The study is integral to a Responsible Infrastructure Development plan officials have drafted that they hope will be the basis for an ordinance regulating large-scale industrial projects.
The county has published a request for proposals; they will be opened on June 24. The county expects to decide who to have an initial draft within 90 days after that.
County Director of Finance Glenn A. Geissinger spoke about the study last week.
“Every county is getting to the point where, as we look at our available resources — land, water, people, housing, infrastructure — we need to be able to be realistic about looking at that as a whole, at the county as a whole,” he said.
The firm would look at “our road structure, our water, our housing, our infrastructure, our sewer, our available land, our brownfields, everything as one,” Geissinger said.
He described the study as “holistic.”
It’s a big project, but county officials see the study as an investment in the future.
“It could very well lay out a very reasonable and decent plan for the citizens of this county for the next 30 years,” he said.
Geissinger, a former Northampton County councilman and also a director of an airport authority, drew on those experiences.
Airports, he said, are required by federal law to have long-term planning in place.
“And when you do that, you realize that you know the resources. What are we going to need in human resources? What are we going to need in fire support? Do we want to expand the runway? When you think about an airport, it’s like a small city. It has police, it has fire, it has needs such as water,” he said.
The county is similar in that it needs to think ahead, far ahead, in its long term needs.
Geissinger referred to projects such as widening busy Route 61, which runs through the county, and the need for new housing to attract young families that will staff growing businesses and industries.
The study will assess the county’s assets and liabilities, he said. The county will revise the document as more information becomes available.
“This is an investment by the Board (of Commissioners) in the future of Schuylkill County,” Geissinger said. “I have to give credit to the three commissioners because they sat down and said, ‘We’re not always going to be in office. We’re not always going to be the ones sitting up here making these decisions. But we can leave a road map for the people that follow us’, where we’ve talked about jobs, about development, about the kind of businesses we can see at this point, about how land should be used.
“How do we protect our farms? How do we protect our water?
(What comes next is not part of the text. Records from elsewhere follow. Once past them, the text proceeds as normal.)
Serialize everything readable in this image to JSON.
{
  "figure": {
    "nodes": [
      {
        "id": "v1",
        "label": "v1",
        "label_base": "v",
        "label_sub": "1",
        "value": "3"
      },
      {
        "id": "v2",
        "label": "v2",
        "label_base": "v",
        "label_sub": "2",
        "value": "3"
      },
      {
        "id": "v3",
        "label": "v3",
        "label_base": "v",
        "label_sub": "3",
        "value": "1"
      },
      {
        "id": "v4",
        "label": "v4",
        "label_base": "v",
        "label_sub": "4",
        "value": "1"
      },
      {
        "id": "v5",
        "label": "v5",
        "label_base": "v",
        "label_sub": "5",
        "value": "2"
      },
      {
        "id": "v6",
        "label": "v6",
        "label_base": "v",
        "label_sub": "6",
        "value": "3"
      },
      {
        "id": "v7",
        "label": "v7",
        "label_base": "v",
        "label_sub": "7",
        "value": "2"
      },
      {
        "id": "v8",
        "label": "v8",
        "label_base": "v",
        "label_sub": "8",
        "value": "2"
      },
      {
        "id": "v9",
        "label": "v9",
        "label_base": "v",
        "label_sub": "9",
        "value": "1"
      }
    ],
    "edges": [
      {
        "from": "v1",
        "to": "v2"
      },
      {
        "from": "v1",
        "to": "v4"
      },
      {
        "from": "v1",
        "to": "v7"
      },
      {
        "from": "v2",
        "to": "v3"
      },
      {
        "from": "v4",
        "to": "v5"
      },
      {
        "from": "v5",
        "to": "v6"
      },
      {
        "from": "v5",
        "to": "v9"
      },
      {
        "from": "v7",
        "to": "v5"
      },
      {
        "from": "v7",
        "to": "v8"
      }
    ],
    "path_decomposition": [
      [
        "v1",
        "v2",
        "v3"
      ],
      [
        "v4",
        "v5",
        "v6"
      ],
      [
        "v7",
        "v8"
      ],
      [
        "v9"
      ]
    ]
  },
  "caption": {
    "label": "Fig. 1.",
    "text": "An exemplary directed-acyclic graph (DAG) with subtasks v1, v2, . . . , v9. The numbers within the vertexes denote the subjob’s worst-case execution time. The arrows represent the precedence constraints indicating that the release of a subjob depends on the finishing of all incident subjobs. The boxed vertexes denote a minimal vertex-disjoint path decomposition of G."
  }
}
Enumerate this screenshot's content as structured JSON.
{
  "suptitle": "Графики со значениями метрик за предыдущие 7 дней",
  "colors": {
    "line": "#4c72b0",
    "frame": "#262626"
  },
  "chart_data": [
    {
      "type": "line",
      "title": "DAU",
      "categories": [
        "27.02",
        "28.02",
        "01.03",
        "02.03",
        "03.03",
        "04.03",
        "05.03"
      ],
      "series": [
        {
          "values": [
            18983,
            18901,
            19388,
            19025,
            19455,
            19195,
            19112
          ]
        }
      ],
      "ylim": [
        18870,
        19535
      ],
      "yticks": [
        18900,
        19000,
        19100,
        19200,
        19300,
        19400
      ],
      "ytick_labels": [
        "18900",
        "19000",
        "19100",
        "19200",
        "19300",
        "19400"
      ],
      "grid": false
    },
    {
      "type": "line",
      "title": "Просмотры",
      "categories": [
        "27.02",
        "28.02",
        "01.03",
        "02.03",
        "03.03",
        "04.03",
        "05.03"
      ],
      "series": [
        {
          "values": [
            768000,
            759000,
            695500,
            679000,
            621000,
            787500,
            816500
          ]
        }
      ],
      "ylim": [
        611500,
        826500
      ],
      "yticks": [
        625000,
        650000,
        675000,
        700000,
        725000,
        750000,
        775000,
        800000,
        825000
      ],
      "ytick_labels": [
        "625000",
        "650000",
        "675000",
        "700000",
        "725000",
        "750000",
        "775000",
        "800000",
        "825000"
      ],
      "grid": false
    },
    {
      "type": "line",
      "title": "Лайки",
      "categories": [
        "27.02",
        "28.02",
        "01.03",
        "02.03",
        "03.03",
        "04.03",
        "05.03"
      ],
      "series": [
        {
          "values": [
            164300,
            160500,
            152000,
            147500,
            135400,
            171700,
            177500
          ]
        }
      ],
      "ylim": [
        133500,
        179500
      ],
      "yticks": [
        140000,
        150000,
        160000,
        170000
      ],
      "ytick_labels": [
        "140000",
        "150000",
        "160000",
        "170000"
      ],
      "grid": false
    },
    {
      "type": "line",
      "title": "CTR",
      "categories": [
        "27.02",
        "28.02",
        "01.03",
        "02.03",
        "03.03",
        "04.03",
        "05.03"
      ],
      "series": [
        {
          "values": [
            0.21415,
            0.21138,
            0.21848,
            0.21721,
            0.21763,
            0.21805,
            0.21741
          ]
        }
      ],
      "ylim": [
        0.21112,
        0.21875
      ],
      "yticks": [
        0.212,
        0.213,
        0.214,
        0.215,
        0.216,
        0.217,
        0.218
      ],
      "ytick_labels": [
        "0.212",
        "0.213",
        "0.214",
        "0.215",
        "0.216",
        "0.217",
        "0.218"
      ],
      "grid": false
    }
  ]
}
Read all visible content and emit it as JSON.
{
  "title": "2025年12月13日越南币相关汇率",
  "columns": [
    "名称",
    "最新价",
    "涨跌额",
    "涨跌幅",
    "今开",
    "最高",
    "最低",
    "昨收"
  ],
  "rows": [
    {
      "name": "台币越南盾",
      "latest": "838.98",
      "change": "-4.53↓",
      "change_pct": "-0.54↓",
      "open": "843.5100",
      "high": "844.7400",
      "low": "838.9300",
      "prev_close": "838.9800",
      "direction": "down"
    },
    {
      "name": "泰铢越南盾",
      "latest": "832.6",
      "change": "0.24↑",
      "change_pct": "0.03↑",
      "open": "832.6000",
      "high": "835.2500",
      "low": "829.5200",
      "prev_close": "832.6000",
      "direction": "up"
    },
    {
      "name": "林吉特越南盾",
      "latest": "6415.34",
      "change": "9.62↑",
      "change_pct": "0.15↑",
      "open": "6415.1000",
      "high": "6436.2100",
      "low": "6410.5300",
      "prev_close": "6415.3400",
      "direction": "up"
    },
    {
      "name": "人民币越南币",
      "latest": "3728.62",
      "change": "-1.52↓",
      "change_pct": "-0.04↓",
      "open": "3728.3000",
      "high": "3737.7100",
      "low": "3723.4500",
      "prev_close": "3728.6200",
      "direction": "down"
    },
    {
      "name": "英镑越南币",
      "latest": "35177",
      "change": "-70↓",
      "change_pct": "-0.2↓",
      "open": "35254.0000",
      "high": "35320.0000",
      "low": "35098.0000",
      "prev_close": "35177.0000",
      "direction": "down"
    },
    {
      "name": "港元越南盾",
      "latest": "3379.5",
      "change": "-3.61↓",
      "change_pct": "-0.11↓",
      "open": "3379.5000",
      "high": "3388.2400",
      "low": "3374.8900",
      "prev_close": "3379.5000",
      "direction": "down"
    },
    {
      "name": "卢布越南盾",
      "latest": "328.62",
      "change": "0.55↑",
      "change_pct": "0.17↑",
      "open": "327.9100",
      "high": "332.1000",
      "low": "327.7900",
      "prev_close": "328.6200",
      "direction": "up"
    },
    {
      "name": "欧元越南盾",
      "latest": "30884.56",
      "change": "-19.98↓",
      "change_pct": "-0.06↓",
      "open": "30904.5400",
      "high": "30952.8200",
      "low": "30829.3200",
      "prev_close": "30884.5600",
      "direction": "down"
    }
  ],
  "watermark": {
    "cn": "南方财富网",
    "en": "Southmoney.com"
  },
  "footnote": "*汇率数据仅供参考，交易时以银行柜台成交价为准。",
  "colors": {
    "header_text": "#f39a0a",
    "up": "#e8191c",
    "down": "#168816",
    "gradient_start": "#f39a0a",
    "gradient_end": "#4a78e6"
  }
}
How do we develop places where people can have parks and want to build communities?”
The study would provide a solid basis for the county to better communicate with those municipalities that have their own zoning and land use rules.
Further, he said, “it will also allow us to go to state and federal government entities and say, ‘we have a real plan for development and because of that, we are asking for certain grants.
“You know, when you have a good, solid development plan like that, you can approach government entities and get development dollars more easily.”